В море змеи оказались не единственными хищниками. Была там тварь наподобие крокодила - огромное чудовище с гигантскими челюстями. Время от времени оно показывало над водой свой плоский хребет и поднимало раззявленную пасть. При её появлении змеи, казавшиеся на её фоне карликами, кидались врассыпную.
Страсти на суше, страсти на море. Странно, что эти твари не сожрали их ещё в реке, вероятность была и довольно большая.
Вдруг гигантская тварь ракетой вынырнула из воды. Оно вложило в свой рывок всю энергию мускул, но колоссальный вес не позволил ему преодолеть силу тяготения, морское чудовище показалось лишь по пояс и с лёгким разворотом стало заваливаться на бок, вытесняя телом тонны воды. Колоссальные ласты прокручивались в воздухе, как корабельный пропеллер, в стороны слетали с них фонтаны брызг. Рядом кубарем крутился катапультированный змей, как выяснилось, с черепашьим телом. Исполинские челюсти сомкнулись мимо и длинношейный карлик, чудом минувший участь быть перерезанным напополам, приводнился несколькими метрами дальше. Эта сцена длилась чуть более секунды, в конце которой оба ящера погрузились в море, выталкивая из-под себя целые цунами волн.
- Как киты. Красиво и жутко! – сказала барышня.
Жутко, мысленно согласился с ней сержант. Особенно жутко, когда справа такое страшное море, слева скалы, до цели ещё далеко, а зад остаётся неприкрытым. Если сейчас им следом выйдет хищник, то бежать будет некуда и ему снова придётся тратить последние патроны. Доктор говорил, что динозавры на пляж не хаживают, им тут нечего искать. Хотелось бы в это верить, но теперь в это верилось с трудом.
19
Площадку «Б» они увидели ещё издалека. Под лучами вечереющего солнца, плита солнечных батарей на крыше жестяного домика пробивала блеском даже густую зелень заросшего холма. Домик находился где-то на полпути к вершине кряжа, где, вероятно, было расчищено небольшое плато. Его позиция обеспечивала хорошее обозрение, как пляжа, так и моря. К нему почти от самого берега коротеньким, но крутым серпантином вела дорога. В начале, надо полагать, это была просто тропинка, но потом её расширили для проезда автомобиля. Следы от колёс они заметили на песке ещё раньше. На окрестных скалах, в тёмных расщелинах, на густо покрытых белым помётом выступах, устраивались поудобней на ночь гигантские бесхвостые птеродактили. У них был непривычный и весьма красивый наряд. Они громко галдели и ссорились, кто-то не выдерживал скандалов, срывался и перелетал, ища местечко поспокойней, и естественно ничего хорошего из этого не выходило, так как практически все лучшие места были уже наглухо забронированы и скандалы обеспечены. Картина стояла жуткая, хотя эти летающие ящеры людей пока ещё не домогались.
Путники едва волочили ноги. Идти по мягкому песку было сущим мучением. Отработанные суставы гудели. Хотелось дать им отдыха, хотелось вытянуться, да хоть просто развалиться на земле, и не шевелиться, ни о чём не думать, ни беспокоиться, ни заботиться. Хотелось пить и ещё больше хотелось спать.

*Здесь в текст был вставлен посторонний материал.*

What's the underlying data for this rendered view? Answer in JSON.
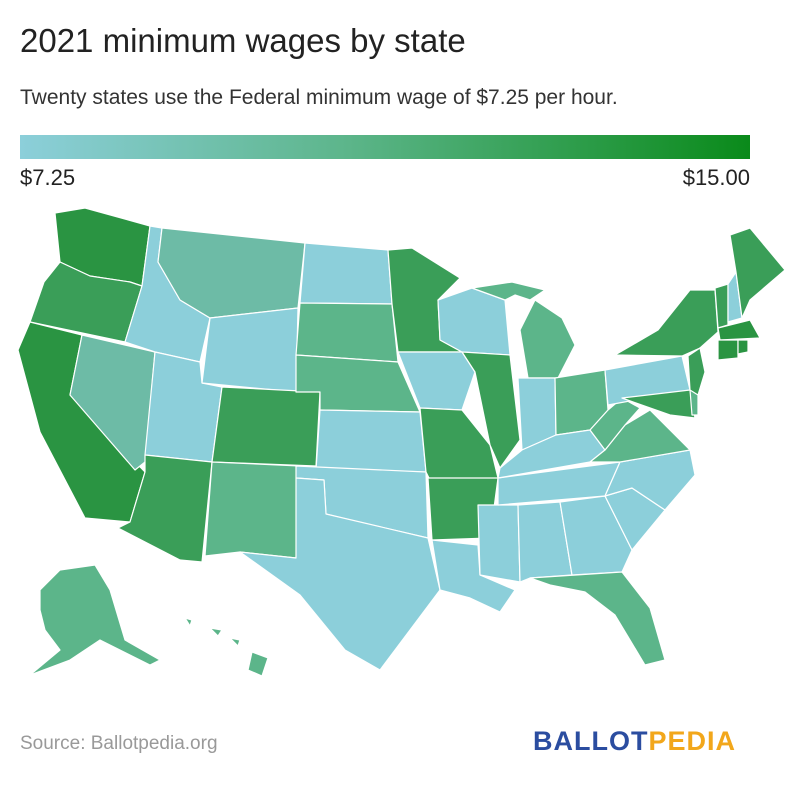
{
  "title": "2021 minimum wages by state",
  "subtitle": "Twenty states use the Federal minimum wage of $7.25 per hour.",
  "legend": {
    "min_label": "$7.25",
    "max_label": "$15.00"
  },
  "source": "Source: Ballotpedia.org",
  "logo": {
    "ballot": "BALLOT",
    "pedia": "PEDIA"
  },
  "colors": {
    "federal": "#8ccfda",
    "low": "#6dbba6",
    "mid": "#5cb58a",
    "mid_high": "#4aa86e",
    "high": "#3a9e58",
    "top": "#2a9442",
    "max": "#0a8a1a"
  }
}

Парень считал шаги вслух, просто так, от нечего делать. Дошёл где-то за семисотый, хотя уже несколько раз сбивался. Сержант это заметил, но поправлять не стал, также не стал его останавливать, хотя счёт шагов ужасно действовал на нервы, но запрещать было лень, просто сил не было что-то говорить. Сержант слышал, что на свете существует такой замечательный прибор, как шагомер, то есть, электронный счётчик шагов. Такой парню заметно облегчил бы его математические утруждения, да и остальным бы нервишки поберёг.

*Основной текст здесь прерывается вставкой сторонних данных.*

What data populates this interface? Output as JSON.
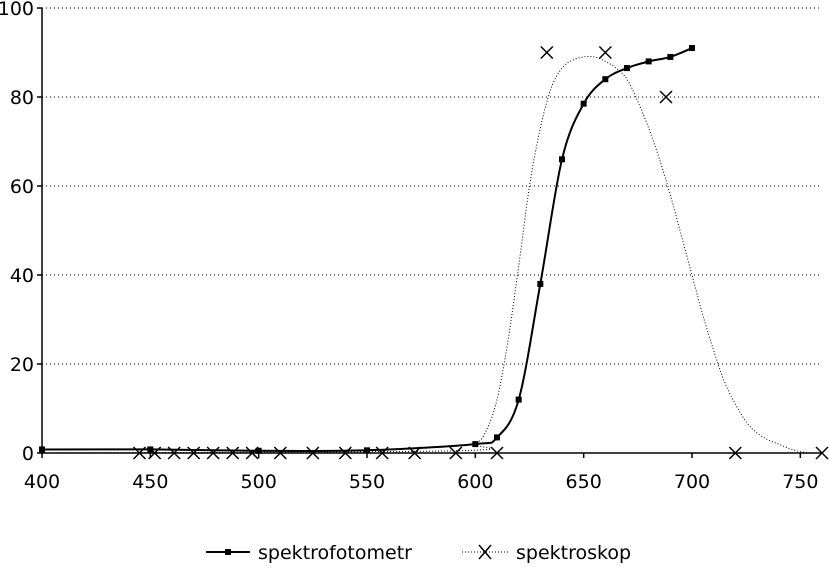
{
  "chart_data": {
    "type": "line",
    "title": "",
    "xlabel": "",
    "ylabel": "",
    "xlim": [
      400,
      760
    ],
    "ylim": [
      0,
      100
    ],
    "x_ticks": [
      "400",
      "450",
      "500",
      "550",
      "600",
      "650",
      "700",
      "750"
    ],
    "y_ticks": [
      "0",
      "20",
      "40",
      "60",
      "80",
      "100"
    ],
    "grid": {
      "horizontal": true,
      "style": "dotted"
    },
    "legend_position": "bottom",
    "series": [
      {
        "name": "spektrofotometr",
        "marker": "square",
        "line": "solid",
        "color": "#000000",
        "points": [
          [
            400,
            0.8
          ],
          [
            450,
            0.8
          ],
          [
            500,
            0.5
          ],
          [
            550,
            0.6
          ],
          [
            600,
            2.0
          ],
          [
            610,
            3.5
          ],
          [
            620,
            12.0
          ],
          [
            630,
            38.0
          ],
          [
            640,
            66.0
          ],
          [
            650,
            78.5
          ],
          [
            660,
            84.0
          ],
          [
            670,
            86.5
          ],
          [
            680,
            88.0
          ],
          [
            690,
            89.0
          ],
          [
            700,
            91.0
          ]
        ]
      },
      {
        "name": "spektroskop",
        "marker": "x",
        "line": "dotted",
        "color": "#000000",
        "points": [
          [
            445,
            0
          ],
          [
            452,
            0
          ],
          [
            461,
            0
          ],
          [
            470,
            0
          ],
          [
            479,
            0
          ],
          [
            488,
            0
          ],
          [
            497,
            0
          ],
          [
            510,
            0
          ],
          [
            525,
            0
          ],
          [
            540,
            0
          ],
          [
            557,
            0
          ],
          [
            572,
            0
          ],
          [
            591,
            0
          ],
          [
            610,
            0
          ],
          [
            633,
            90
          ],
          [
            660,
            90
          ],
          [
            688,
            80
          ],
          [
            720,
            0
          ],
          [
            760,
            0
          ]
        ],
        "curve": [
          [
            400,
            0
          ],
          [
            590,
            0.5
          ],
          [
            600,
            2
          ],
          [
            605,
            5
          ],
          [
            610,
            12
          ],
          [
            615,
            25
          ],
          [
            620,
            42
          ],
          [
            625,
            60
          ],
          [
            630,
            73
          ],
          [
            635,
            82
          ],
          [
            640,
            86.5
          ],
          [
            645,
            88.3
          ],
          [
            650,
            89
          ],
          [
            655,
            89
          ],
          [
            660,
            88
          ],
          [
            665,
            86.5
          ],
          [
            670,
            84
          ],
          [
            675,
            79
          ],
          [
            680,
            73
          ],
          [
            685,
            66
          ],
          [
            690,
            58
          ],
          [
            695,
            49
          ],
          [
            700,
            40
          ],
          [
            705,
            31
          ],
          [
            710,
            23
          ],
          [
            715,
            16
          ],
          [
            720,
            11
          ],
          [
            725,
            7
          ],
          [
            730,
            4.5
          ],
          [
            735,
            3
          ],
          [
            740,
            2
          ],
          [
            745,
            1
          ],
          [
            750,
            0.3
          ],
          [
            755,
            0
          ],
          [
            760,
            0
          ]
        ]
      }
    ]
  }
}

А тут вдруг подумалось, что и сержанту вот не помешал бы калькулятор. После знакомства с речной водой его мобильник основательно сел и требовал просушки, а в мобильнике калькулятор, помниться, имелся. Дело в том, что после упорядоченного прослушивания счёта цифр скучающий сержантский мозг также заразился навязчивой идеей, идеей фикс, а именно, он начал высчитывать разницу во времени. Картинка складывалась следующая: доктор говорил, что час там, в будущем, это пятьдесят восемь минут тут, в юрском периоде, значит... А что, собственно, значит?.. И началось. Как только не вертел сержант эти пятьдесят восемь минут, и делил на них двадцать четыре часа, и двадцать четыре часа делил на пятьдесят восемь минут, и, как мог, возводил всё в проценты и опять делил и умножал, но ничего путного не выходило. Толи сказывалась усталость, толи математика у него не лезла ни в какие извилины. Однако задача занимала и коротала время.